Ge Hongyan, Zou Di, Wang Yingshu, Jiang Hao, Wang Liping
Department of Gastroenterology, Affiliated Hospital of Inner Mongolia University for the Nationalities/Clinical Medicine College of Inner Mongolia University for the NationalitiesTongliaoP.R. China.
Department of Nephrology, The First Affiliated Hospital to Changchun University of Chinese MedicineChangchunP.R. China.
Oncol Res. 2017 Jan 2;25(1):29-34. doi: 10.3727/096504016X14719078133168.

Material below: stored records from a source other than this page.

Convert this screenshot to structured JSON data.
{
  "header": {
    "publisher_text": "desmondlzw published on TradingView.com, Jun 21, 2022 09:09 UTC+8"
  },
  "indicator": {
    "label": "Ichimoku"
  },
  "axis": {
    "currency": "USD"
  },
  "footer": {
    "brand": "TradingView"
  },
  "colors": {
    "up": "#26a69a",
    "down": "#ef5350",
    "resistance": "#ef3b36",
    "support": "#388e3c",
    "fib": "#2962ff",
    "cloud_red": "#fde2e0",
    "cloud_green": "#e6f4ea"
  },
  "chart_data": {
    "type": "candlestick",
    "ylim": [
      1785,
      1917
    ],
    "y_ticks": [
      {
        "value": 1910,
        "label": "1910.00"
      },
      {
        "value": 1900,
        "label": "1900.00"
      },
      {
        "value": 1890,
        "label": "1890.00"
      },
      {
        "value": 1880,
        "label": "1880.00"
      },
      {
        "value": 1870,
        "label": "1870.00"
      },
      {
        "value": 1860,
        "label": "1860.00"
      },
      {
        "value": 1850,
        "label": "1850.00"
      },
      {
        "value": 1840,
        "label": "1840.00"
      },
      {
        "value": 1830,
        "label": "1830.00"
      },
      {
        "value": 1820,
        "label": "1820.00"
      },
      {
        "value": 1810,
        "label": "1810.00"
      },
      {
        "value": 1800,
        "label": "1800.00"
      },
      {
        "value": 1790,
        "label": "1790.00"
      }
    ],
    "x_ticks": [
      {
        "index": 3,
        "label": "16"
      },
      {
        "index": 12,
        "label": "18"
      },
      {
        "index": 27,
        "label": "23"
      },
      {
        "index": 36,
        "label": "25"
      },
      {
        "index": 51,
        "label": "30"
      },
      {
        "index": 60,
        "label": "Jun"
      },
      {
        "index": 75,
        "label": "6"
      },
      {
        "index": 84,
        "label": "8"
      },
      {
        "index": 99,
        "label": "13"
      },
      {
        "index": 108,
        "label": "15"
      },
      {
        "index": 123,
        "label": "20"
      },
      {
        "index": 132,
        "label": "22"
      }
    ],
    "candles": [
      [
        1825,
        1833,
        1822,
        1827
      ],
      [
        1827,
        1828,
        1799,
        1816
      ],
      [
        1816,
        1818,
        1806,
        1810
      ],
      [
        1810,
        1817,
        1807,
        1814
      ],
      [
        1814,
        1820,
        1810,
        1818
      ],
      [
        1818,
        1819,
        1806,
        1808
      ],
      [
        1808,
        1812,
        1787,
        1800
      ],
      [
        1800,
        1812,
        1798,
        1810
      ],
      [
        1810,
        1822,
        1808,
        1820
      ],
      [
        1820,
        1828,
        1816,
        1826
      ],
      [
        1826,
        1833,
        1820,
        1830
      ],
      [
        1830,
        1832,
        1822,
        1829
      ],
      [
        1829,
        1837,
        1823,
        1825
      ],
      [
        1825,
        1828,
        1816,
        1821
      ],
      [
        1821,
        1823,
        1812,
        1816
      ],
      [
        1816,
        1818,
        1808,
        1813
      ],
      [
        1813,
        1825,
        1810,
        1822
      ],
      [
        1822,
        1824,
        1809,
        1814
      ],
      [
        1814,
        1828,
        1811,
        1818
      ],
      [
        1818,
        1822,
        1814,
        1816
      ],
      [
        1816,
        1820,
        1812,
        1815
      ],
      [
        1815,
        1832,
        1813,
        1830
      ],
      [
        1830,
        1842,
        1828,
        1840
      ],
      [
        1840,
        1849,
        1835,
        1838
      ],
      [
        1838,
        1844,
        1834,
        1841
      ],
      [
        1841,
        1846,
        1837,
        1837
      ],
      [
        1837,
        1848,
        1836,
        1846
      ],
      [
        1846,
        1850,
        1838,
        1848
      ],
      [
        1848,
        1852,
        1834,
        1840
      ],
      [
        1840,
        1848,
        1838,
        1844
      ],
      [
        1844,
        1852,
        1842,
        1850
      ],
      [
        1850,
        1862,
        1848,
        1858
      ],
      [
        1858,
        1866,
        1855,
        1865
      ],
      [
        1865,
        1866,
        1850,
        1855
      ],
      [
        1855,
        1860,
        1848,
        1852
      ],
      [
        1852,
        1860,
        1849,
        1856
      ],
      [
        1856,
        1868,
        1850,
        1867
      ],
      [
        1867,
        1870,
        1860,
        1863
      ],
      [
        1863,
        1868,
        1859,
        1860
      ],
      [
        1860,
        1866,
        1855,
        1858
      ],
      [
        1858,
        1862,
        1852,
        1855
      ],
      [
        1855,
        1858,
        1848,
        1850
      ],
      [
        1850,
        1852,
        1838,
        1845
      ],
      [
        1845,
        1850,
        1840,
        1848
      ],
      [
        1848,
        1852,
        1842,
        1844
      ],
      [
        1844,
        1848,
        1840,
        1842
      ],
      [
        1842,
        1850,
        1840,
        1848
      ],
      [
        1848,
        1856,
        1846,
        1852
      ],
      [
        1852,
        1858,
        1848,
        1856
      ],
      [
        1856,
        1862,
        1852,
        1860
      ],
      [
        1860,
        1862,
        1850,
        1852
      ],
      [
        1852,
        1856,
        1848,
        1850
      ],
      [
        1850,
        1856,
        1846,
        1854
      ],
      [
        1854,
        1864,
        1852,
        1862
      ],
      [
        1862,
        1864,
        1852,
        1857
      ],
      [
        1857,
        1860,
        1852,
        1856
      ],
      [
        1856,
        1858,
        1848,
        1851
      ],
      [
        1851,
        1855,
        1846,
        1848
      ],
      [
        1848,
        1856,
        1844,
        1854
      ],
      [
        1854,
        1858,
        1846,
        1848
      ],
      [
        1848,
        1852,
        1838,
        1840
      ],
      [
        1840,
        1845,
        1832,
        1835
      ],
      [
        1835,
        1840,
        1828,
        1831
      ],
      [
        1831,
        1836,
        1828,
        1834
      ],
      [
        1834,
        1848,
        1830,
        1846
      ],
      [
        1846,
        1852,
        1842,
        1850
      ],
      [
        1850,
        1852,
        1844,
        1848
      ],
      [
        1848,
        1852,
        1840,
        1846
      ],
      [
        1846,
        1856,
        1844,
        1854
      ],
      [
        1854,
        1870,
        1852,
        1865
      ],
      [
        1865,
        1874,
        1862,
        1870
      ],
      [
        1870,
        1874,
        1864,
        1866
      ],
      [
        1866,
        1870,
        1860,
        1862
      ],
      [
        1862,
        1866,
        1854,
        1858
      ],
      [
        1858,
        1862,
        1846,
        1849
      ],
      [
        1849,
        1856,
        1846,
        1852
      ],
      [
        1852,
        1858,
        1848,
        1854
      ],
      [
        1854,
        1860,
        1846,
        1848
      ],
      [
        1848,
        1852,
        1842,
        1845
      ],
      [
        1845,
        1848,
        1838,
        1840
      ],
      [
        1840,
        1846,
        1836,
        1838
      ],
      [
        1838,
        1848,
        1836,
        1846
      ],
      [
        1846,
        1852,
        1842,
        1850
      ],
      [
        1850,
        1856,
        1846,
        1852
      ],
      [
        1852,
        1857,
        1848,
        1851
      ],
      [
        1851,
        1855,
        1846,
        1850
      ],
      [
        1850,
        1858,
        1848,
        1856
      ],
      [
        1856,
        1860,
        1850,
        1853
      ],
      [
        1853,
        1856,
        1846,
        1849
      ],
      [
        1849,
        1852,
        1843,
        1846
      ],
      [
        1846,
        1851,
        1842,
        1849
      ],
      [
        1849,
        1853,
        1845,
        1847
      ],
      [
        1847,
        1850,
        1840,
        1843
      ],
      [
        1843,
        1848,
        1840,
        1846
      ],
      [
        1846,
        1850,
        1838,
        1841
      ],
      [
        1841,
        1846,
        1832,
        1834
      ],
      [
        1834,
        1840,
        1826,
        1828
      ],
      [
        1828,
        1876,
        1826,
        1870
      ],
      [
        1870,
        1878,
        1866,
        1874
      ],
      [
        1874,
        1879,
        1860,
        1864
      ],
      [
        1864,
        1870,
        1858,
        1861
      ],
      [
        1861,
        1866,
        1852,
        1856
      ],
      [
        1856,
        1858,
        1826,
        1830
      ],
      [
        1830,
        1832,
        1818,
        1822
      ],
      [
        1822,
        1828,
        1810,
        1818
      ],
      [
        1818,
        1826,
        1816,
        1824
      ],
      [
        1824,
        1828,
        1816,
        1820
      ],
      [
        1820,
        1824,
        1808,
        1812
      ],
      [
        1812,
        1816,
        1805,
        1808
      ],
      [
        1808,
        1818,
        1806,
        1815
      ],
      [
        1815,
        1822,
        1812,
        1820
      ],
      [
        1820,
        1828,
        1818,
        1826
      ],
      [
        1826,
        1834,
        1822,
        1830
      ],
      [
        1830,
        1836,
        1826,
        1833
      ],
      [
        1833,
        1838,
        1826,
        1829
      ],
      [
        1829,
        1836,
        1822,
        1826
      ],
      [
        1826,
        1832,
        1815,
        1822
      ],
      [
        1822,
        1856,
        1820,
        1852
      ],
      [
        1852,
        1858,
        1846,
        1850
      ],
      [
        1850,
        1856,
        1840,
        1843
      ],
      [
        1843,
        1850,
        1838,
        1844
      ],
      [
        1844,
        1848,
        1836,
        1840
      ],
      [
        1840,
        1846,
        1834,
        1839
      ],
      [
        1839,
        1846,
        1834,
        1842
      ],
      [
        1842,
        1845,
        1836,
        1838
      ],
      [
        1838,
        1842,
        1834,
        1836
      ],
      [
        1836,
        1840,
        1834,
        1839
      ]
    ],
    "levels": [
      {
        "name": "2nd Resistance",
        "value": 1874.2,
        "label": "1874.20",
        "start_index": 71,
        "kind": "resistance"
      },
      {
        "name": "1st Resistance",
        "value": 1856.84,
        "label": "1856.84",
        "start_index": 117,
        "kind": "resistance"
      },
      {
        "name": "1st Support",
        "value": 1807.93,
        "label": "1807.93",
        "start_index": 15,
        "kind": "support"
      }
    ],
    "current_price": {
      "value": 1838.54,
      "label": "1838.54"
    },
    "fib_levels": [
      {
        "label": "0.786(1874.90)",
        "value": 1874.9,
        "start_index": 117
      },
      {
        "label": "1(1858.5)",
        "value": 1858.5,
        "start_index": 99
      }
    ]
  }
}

Aberrantly expressed microRNAs (miRNAs/miRs) and their role in cancer development have recently gained more attention. However, the potential role of miRNAs in hepatocellular carcinoma (HCC) remains largely unknown. In this study, we demonstrated that miR-377 was markedly downregulated in HCC cell lines and primary human HCC tissues. The decreased expression of miR-377 contributes to the upregulation of Bcl-xL expression by targeting its 3'-untranslated region (3'-UTR). Functionally, knockdown of miR-377 noticeably increased HCC cell growth and colony formation and inhibited apoptosis. In contrast, overexpression of miR-377 suppressed cell proliferation and increased apoptosis. This study provides new insights for the use of miR-377 as a potential molecular target in HCC therapy.
异常表达的微小RNA(miRNA/miR)及其在癌症发展中的作用最近受到了更多关注。然而,miRNA在肝细胞癌(HCC)中的潜在作用在很大程度上仍不清楚。在本研究中,我们证明miR-377在肝癌细胞系和原发性人类肝癌组织中显著下调。miR-377表达的降低通过靶向Bcl-xL的3'-非翻译区(3'-UTR)导致其表达上调。在功能上,敲低miR-377显著增加了肝癌细胞的生长和集落形成,并抑制了细胞凋亡。相反,miR-377的过表达抑制了细胞增殖并增加了细胞凋亡。本研究为将miR-377用作肝癌治疗的潜在分子靶点提供了新的见解。